So often people decide they want to write a book because what they actually want to do is make a film. Who wouldn’t prefer to have their story up in lights over Leicester Square rather than sitting on a table in Waterstones with a hundred other stories? Think of the premieres, the hanging out with film stars and the courting by the Hollywood executives.
It is a wonderful dream and anyone who investigates it will soon be told that it would be better to start with a book and then sell the rights, since every man, woman and both their dogs is trying to flog scripts to Hollywood, Bollywood and the BBC, and other outlets far too numerous to mention. That is when they start looking around for a ghostwriter to get them started.
‘Someone in Hollywood wants to buy an option,’ is indeed a heart-warming message to get from an agent or publisher. It leads to a heady rush of euphoria, and sometimes a reasonable, but never life-changing, payment. The option is usually for six months or a year and is merely an agreement that you will not allow any other film or television company to buy the rights during that period. The producer then does their best to raise the money to make the film. One year is almost never long enough and they then have to decide if they want to renew the option.
Raising the money to make a film is a lot harder than raising the money to publish a book (which is now even cheaper thanks to digital publishing). A film crew and cast always cost hundreds of thousands of pounds, often millions, so the chances of any producer pulling it off in a year are always gossamer thin.
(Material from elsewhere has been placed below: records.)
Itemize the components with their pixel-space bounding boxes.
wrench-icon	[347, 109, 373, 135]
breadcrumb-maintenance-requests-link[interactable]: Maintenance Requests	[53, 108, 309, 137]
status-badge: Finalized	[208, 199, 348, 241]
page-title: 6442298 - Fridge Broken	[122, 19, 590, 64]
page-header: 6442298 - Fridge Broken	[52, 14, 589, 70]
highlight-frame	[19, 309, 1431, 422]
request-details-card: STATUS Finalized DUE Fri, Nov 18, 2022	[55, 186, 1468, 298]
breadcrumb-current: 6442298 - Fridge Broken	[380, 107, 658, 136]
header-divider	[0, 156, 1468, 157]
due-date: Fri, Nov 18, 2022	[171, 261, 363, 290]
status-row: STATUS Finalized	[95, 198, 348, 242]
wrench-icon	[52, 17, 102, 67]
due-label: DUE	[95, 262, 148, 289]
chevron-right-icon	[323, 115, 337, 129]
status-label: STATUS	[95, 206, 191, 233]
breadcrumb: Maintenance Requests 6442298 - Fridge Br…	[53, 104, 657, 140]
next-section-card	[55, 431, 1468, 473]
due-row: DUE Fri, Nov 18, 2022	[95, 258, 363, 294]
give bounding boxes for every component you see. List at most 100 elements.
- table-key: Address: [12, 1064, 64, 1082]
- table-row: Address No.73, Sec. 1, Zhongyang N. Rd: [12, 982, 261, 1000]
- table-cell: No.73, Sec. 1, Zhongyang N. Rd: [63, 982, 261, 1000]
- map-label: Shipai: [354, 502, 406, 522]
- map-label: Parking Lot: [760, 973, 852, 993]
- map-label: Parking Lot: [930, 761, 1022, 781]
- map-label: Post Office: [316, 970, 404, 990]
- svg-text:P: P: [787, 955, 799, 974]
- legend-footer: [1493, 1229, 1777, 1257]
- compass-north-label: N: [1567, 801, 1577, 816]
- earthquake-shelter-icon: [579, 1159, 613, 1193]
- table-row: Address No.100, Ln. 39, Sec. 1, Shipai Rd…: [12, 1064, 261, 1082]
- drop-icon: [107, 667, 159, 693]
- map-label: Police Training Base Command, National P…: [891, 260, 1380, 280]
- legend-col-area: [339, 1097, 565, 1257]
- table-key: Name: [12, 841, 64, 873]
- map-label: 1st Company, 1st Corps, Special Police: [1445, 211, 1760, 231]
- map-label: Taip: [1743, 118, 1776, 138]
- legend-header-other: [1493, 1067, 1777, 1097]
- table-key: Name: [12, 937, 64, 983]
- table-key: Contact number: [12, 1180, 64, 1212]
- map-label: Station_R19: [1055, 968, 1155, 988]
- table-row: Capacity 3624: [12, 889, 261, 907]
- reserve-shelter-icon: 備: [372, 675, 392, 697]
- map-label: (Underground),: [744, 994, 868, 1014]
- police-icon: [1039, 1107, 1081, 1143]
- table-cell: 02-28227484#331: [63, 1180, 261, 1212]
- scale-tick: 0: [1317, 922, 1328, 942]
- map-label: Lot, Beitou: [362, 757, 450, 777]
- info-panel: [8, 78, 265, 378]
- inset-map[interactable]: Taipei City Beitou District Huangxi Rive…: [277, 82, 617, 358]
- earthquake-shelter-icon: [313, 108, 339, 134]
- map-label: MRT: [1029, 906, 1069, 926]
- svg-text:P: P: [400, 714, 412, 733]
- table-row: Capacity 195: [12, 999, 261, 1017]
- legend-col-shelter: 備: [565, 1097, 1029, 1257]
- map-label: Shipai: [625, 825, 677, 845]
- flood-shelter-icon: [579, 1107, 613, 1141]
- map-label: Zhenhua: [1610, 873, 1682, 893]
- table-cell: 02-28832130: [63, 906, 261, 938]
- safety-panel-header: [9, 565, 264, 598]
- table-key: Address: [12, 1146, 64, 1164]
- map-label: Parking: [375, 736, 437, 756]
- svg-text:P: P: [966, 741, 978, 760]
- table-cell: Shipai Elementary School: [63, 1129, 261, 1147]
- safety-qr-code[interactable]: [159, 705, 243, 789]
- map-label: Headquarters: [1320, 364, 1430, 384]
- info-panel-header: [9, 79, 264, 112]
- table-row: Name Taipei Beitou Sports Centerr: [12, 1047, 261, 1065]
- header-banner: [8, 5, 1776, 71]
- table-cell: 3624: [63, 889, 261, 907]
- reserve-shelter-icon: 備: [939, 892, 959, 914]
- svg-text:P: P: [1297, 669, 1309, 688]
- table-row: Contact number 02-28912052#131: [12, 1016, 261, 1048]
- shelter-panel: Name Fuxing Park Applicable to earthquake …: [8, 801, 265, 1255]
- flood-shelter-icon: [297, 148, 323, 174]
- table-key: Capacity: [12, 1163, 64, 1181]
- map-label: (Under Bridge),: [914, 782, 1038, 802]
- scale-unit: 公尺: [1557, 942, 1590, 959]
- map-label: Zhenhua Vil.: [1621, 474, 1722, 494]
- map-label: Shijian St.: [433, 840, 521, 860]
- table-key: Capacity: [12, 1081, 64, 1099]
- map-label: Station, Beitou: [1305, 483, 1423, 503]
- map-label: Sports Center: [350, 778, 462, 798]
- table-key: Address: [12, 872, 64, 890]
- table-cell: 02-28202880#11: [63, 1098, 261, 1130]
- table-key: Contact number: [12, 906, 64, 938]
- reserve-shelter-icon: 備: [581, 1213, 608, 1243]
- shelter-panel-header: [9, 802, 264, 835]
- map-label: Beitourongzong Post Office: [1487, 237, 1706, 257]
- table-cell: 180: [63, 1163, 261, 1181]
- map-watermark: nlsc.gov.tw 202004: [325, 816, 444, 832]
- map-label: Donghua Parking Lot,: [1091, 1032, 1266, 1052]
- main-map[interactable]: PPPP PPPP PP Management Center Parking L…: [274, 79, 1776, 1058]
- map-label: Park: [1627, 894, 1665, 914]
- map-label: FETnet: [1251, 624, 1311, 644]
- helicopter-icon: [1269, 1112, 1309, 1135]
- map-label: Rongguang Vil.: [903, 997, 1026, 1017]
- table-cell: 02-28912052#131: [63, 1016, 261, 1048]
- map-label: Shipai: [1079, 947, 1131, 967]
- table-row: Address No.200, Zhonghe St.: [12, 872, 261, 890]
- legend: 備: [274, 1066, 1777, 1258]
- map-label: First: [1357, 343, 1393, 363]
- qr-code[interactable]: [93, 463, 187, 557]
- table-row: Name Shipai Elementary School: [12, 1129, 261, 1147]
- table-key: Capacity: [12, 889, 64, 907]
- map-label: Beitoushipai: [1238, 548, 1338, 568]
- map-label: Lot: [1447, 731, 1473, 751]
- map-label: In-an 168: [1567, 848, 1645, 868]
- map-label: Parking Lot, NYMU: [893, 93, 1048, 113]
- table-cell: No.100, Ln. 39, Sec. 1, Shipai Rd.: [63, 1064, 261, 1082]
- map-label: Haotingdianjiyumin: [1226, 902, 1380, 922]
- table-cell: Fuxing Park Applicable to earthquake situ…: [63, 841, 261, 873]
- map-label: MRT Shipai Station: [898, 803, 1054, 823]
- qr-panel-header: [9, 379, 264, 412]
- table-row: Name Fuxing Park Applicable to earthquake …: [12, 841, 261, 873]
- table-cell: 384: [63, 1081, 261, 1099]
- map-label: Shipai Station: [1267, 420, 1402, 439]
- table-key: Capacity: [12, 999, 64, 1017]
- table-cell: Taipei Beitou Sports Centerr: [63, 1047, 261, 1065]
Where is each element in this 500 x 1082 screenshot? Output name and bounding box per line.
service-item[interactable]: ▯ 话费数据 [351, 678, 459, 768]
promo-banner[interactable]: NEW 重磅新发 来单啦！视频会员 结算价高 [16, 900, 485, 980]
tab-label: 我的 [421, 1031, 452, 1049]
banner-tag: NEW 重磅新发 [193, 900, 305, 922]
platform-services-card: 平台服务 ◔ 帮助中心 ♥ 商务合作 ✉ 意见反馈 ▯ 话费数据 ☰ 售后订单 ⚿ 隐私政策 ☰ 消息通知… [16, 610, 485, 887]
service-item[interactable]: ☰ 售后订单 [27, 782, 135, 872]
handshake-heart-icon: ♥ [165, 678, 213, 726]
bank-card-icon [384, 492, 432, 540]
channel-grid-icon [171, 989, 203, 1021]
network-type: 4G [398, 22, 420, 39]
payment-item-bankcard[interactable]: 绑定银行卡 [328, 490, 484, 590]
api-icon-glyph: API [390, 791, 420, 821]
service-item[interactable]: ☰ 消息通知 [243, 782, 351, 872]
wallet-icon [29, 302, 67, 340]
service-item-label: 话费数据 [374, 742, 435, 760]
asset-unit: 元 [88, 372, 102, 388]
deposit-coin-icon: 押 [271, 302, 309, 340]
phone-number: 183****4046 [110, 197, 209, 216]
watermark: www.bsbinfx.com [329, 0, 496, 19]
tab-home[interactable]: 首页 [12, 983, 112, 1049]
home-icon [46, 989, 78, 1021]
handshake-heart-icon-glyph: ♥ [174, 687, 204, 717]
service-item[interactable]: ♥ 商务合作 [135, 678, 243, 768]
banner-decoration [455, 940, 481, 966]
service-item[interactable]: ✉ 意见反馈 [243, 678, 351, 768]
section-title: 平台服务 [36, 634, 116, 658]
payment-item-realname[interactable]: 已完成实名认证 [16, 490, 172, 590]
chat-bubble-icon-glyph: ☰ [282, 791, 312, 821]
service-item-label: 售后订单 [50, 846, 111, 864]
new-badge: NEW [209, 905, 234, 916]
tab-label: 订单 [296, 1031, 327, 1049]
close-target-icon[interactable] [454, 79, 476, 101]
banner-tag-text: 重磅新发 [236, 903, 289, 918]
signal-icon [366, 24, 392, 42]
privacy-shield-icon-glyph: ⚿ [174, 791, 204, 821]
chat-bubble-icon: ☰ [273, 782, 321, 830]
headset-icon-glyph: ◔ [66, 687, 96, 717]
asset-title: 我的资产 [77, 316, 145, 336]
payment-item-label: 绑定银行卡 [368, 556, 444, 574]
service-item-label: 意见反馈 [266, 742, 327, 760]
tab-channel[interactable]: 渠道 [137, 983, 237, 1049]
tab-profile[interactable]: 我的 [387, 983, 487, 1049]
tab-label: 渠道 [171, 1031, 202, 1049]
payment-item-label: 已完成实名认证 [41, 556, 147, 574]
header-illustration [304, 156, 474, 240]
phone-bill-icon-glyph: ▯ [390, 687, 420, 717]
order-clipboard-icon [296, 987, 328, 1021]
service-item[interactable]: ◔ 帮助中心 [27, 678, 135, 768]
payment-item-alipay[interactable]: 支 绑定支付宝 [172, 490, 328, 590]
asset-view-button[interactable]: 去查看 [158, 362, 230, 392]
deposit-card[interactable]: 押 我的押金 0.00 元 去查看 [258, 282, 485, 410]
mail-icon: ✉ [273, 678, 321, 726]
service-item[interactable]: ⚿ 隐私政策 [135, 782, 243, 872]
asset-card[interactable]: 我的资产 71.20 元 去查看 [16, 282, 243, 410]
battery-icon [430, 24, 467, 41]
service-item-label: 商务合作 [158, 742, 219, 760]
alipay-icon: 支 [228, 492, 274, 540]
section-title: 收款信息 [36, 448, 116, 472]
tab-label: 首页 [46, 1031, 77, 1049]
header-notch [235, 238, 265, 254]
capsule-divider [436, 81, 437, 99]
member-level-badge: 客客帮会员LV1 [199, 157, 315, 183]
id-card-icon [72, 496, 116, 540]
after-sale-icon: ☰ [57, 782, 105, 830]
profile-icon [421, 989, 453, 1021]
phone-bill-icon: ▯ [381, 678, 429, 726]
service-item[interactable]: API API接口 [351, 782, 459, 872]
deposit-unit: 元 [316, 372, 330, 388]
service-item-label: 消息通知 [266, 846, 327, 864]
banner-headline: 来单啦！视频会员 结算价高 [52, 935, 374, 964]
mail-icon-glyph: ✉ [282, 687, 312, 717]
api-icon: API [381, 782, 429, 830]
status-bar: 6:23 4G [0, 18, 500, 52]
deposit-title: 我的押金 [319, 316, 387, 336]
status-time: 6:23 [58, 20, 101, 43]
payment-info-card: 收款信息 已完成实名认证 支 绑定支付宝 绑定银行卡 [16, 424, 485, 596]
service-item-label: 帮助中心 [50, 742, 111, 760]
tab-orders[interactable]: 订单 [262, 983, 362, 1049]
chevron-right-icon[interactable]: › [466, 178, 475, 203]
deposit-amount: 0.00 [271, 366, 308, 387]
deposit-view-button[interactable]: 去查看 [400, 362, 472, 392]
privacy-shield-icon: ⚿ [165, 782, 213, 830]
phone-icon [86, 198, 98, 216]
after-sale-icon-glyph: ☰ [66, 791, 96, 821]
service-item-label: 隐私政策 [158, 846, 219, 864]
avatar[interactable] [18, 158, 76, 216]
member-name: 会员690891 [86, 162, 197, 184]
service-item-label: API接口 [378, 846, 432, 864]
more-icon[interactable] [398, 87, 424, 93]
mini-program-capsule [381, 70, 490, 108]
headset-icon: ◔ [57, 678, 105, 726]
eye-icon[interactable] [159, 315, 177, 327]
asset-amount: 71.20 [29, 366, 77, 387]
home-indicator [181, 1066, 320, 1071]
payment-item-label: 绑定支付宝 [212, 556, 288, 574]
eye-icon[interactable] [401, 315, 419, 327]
Despite the odds stacked against them, however, people continue to dream of becoming film producers, just as they dream of becoming authors. We all continue to hope that our latest project will be the one that will take off and become the next James Bond or Harry Potter, and in the meantime we keep on selling the film options year after year and enjoying ludicrously optimistic meetings in the sunshine of Los Angeles or the buzzing back streets of Soho, where famous names are bandied about as potential directors and stars before the money has even been raised or the script written.
I have literally lost count of the number of different producers and film companies who have bought options for Sold over the last 20 years. They have been based in London, Tel Aviv, Los Angeles and virtually every city in between and all of them share the same glowing optimism when they first take up the option, certain that they will be the ones who manage to bring it to fruition. Sometimes they give up after six months, sometimes they hang on in for a few years, renewing every few months, always certain that they are just about to pull the whole deal together and start shooting if they could just be given a little more time. Everything from getting a book published to getting a movie made always takes longer than anyone ever expects. We all need to be given a little more time.
Having said that, of course, all the world’s most successful projects also started with the same mixture of hope and delusion. No one is ever going to win the lottery if they don’t buy a ticket.